Feeling manipulated and dejected, Rio jumps off. Before she lands however, she is saved by Celty’s shadows. With a simple message of “Because the world isn’t as cruel as you take it to be”, Celty leaves behind an enlightened Rio, who decides to forgive her parents. From then on, Rio can recognize the fact that everyone has dreams and secrets of their own, even those two doofuses watching a glasses girl chase after a student who’d skipped the first day of school.
In the night street, Celty encounters Orihara Izaya, alias Nakura, remarking on her interference. Celty questions him whether he’s responsible for the previous suicides, to which Izaya denies that he is bad enough to provoke it, but nor is he kind enough to stop it. At that, Celty rides off into the night, and Izaya thanks her for the fun.

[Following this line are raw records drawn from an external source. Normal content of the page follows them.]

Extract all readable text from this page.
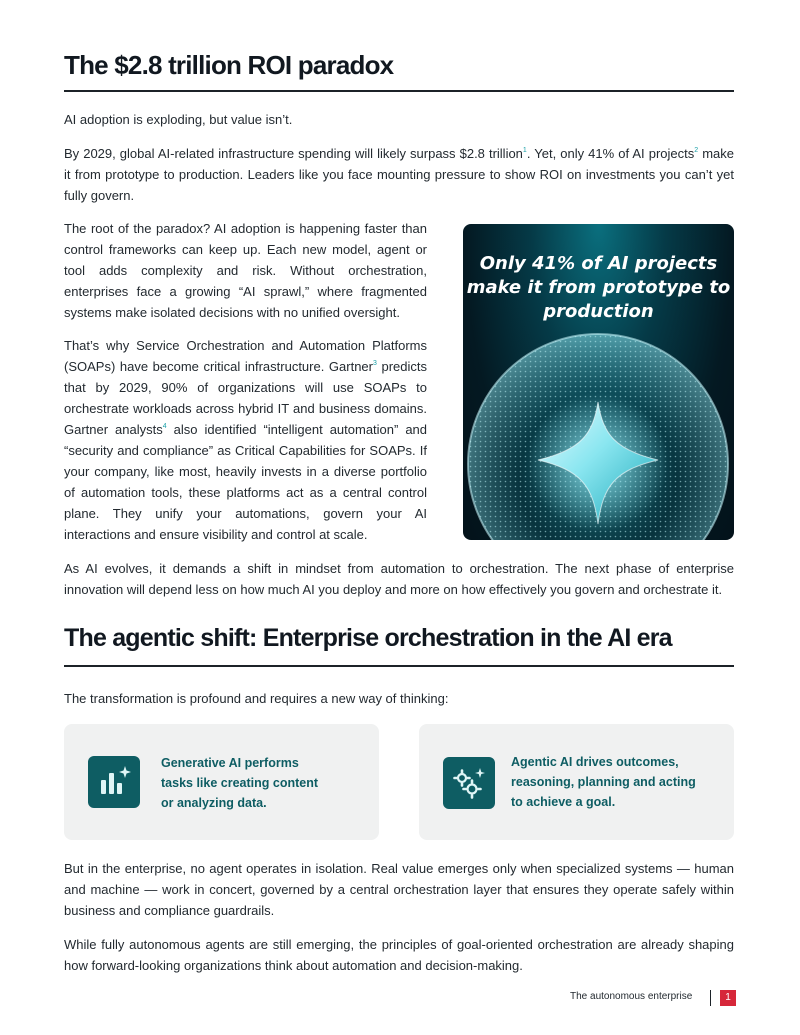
The $2.8 trillion ROI paradox

AI adoption is exploding, but value isn’t.

By 2029, global AI-related infrastructure spending will likely surpass $2.8 trillion$^1$. Yet, only 41% of AI projects$^2$ make it from prototype to production. Leaders like you face mounting pressure to show ROI on investments you can’t yet fully govern.

The root of the paradox? AI adoption is happening faster than control frameworks can keep up. Each new model, agent or tool adds complexity and risk. Without orchestration, enterprises face a growing “AI sprawl,” where fragmented systems make isolated decisions with no unified oversight.

That’s why Service Orchestration and Automation Platforms (SOAPs) have become critical infrastructure. Gartner$^3$ predicts that by 2029, 90% of organizations will use SOAPs to orchestrate workloads across hybrid IT and business domains. Gartner analysts$^4$ also identified “intelligent automation” and “security and compliance” as Critical Capabilities for SOAPs. If your company, like most, heavily invests in a diverse portfolio of automation tools, these platforms act as a central control plane. They unify your automations, govern your AI interactions and ensure visibility and control at scale.

Only 41% of AI projects make it from prototype to production

As AI evolves, it demands a shift in mindset from automation to orchestration. The next phase of enterprise innovation will depend less on how much AI you deploy and more on how effectively you govern and orchestrate it.

The agentic shift: Enterprise orchestration in the AI era

The transformation is profound and requires a new way of thinking:

Generative AI performs tasks like creating content or analyzing data.
Agentic AI drives outcomes, reasoning, planning and acting to achieve a goal.

But in the enterprise, no agent operates in isolation. Real value emerges only when specialized systems — human and machine — work in concert, governed by a central orchestration layer that ensures they operate safely within business and compliance guardrails.

While fully autonomous agents are still emerging, the principles of goal-oriented orchestration are already shaping how forward-looking organizations think about automation and decision-making.

The autonomous enterprise	1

So it looks like Rio is more or less a throwaway character used for the express purpose of fleshing out Izaya and Celty, and at that she did a pretty good job (Haruka Tomatsu was totally a bonus \o/). I know I’ve said this before, but damn is Izaya a magnificent bastard; I’m starting to see the reason why people are fangirling him left and right. He is still shrouded pretty much in mystery of course, but his manipulative and likely sadistic nature will no doubt make for a pretty awesome collision with the other characters of the cast. This episode also showed a surprising side to Celty, namely her compassion towards Rio along with her questioning of Izaya’s personality. In fact, she reminds me a bit of Chane from Baccano!, with a silent yet deadly kind of vibe.
And speaking of Baccano!, I love how Durarara!! adopted its predecessor’s quirk of showing a same time frame through the eyes of different groups, emphasizing how each intertwines into a single massive party. It’s what made Baccano! the awesome show it was, to start out from zero while looking up the names of 28471 seemingly unrelated characters, to gradually growing attached to each of them and watching how their tales smash together into something that finally makes sense. It’s really an incredible experience, and I hope Durarara!! can do just as well, if not better, in this department.
In any case, looks like we’re back to Mikado’s side next episode. The preview shows glimpses of professional vending machine tosser Shizuo and “Sushi is good” Simon too, so I’m anticipating how their story will unfold.